By no means do I look at formula as any kind of poison. But there are so many changes I am wondering how to deal with, w/out BRM. It's slowly but surely drying up.
LO breaks out on her face easily.. she sleeps on her tummy and her sheets are changed every other day. She got a rash and a cold after Skids left this past weekend. Honestly, i'm shocked.. maybe just because she's still young and it all happened pretty quickly... IDK.
She refuses any kind of paci and my boob unless its a bottle, with milk she knows she will spit up.
I called the pedi today and he said between the organic brown rice cereal and formula, should be mixed 50:50, 4oz FF 4oz cereal/fruits veggies.
She's discovering a lot of new things, so that could be part of the fussiness, but... 20-24oz per day. max 32oz. we use Enfamil SoyProbee.

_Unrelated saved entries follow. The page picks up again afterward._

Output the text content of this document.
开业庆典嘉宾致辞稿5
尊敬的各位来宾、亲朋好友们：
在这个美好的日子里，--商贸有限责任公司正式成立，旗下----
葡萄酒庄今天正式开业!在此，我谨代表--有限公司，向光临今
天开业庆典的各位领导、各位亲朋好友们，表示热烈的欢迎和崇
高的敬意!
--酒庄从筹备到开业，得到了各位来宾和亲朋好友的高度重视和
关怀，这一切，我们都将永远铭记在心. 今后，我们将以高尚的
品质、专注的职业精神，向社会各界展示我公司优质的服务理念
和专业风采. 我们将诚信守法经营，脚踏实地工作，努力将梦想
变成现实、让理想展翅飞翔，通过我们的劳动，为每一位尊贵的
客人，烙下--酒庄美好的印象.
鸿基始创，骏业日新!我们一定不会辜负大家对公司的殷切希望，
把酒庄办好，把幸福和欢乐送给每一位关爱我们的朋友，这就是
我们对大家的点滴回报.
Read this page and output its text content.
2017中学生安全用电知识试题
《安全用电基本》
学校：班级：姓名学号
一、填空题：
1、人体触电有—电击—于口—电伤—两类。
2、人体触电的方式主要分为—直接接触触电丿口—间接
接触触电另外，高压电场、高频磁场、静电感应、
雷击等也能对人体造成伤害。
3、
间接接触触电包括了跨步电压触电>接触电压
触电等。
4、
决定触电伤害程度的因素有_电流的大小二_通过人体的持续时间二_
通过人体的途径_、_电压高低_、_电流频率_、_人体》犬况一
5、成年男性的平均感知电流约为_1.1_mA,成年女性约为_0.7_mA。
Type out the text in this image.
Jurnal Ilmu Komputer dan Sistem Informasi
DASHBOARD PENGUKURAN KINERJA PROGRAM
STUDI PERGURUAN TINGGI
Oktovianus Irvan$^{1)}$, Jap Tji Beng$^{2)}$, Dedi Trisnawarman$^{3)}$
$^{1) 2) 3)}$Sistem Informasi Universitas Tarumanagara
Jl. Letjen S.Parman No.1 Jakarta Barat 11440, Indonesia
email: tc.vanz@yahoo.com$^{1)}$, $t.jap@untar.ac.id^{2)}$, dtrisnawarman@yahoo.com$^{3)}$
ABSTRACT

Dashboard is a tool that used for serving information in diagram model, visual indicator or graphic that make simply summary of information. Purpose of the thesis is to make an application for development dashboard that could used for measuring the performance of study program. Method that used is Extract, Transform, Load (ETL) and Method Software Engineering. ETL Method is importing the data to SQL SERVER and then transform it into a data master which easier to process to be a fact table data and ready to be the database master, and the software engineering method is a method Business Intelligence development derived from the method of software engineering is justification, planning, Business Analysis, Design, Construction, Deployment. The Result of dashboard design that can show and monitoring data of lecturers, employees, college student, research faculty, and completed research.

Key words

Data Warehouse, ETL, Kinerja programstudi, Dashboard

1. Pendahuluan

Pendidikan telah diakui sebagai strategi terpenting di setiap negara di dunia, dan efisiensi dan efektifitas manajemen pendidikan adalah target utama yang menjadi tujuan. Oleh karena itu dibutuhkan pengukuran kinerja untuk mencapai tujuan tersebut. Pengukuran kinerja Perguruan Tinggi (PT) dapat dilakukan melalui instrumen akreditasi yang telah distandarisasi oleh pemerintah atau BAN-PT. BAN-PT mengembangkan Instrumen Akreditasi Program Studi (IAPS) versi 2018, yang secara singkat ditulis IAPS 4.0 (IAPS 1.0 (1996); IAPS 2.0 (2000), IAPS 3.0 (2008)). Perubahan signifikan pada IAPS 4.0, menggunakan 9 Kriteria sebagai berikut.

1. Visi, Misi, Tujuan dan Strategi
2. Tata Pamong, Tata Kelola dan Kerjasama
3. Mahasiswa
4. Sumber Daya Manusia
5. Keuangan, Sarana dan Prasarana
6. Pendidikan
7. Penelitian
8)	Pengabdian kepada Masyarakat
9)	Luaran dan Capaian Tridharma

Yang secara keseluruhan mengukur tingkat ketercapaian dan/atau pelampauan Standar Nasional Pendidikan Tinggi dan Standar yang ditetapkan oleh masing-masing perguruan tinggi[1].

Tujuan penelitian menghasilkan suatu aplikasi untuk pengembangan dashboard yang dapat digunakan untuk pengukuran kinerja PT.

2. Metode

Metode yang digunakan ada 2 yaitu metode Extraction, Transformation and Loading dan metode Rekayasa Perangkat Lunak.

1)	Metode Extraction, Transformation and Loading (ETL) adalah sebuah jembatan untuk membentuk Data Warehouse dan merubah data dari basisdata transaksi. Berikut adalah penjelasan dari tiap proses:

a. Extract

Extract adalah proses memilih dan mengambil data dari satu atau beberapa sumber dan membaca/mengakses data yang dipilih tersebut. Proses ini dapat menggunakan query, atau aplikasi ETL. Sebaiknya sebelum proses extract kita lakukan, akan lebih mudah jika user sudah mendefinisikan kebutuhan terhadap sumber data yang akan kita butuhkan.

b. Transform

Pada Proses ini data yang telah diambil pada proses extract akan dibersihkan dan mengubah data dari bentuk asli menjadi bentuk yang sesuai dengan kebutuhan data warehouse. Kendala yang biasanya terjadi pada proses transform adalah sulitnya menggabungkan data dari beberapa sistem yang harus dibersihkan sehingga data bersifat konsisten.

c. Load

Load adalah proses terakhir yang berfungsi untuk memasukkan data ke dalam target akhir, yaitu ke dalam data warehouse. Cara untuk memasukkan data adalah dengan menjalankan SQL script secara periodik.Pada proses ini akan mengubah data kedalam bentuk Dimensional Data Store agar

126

How much is your LO eating right now? I know this has been discussed but help a sista out.
Have you introduced solids yet?
For other EBF moms, where things didn't go as planned, how did you deal with certain things..? Sorry my posts are so jumbly. FI hasn't worked in a month and I have no one other than my judgmental mother and DD to talk to.
ETA i'm not trying to be a PW i just have a lot to say and need some feedback from what I feel are dependable honest people.

Re: FF moms encouragement.
I will be fully FF LO soon. I have been trying to wait until he was 6 months to make the transition, but I have a health condition and the medication for it isn't okay to take while BFing. The health condition is worsening so I need to make the switch sooner, rather than later. I'm so grateful that there are such great formula options out there. I've been giving him Gerber Soothe a few times a week since he's been born and think I will slowly transition to help dry up my supply. I feel like I'm being selfish for quitting when I am able to BF, but I'm in almost constant pain and I think it will help me be a better mama to LO if I'm fully healthy.
Don't beat yourself up. We all have the best intentions for our kids. Sometimes things just don't go as planned...but that seems to be the ultimate outcome with kids, right? Good luck!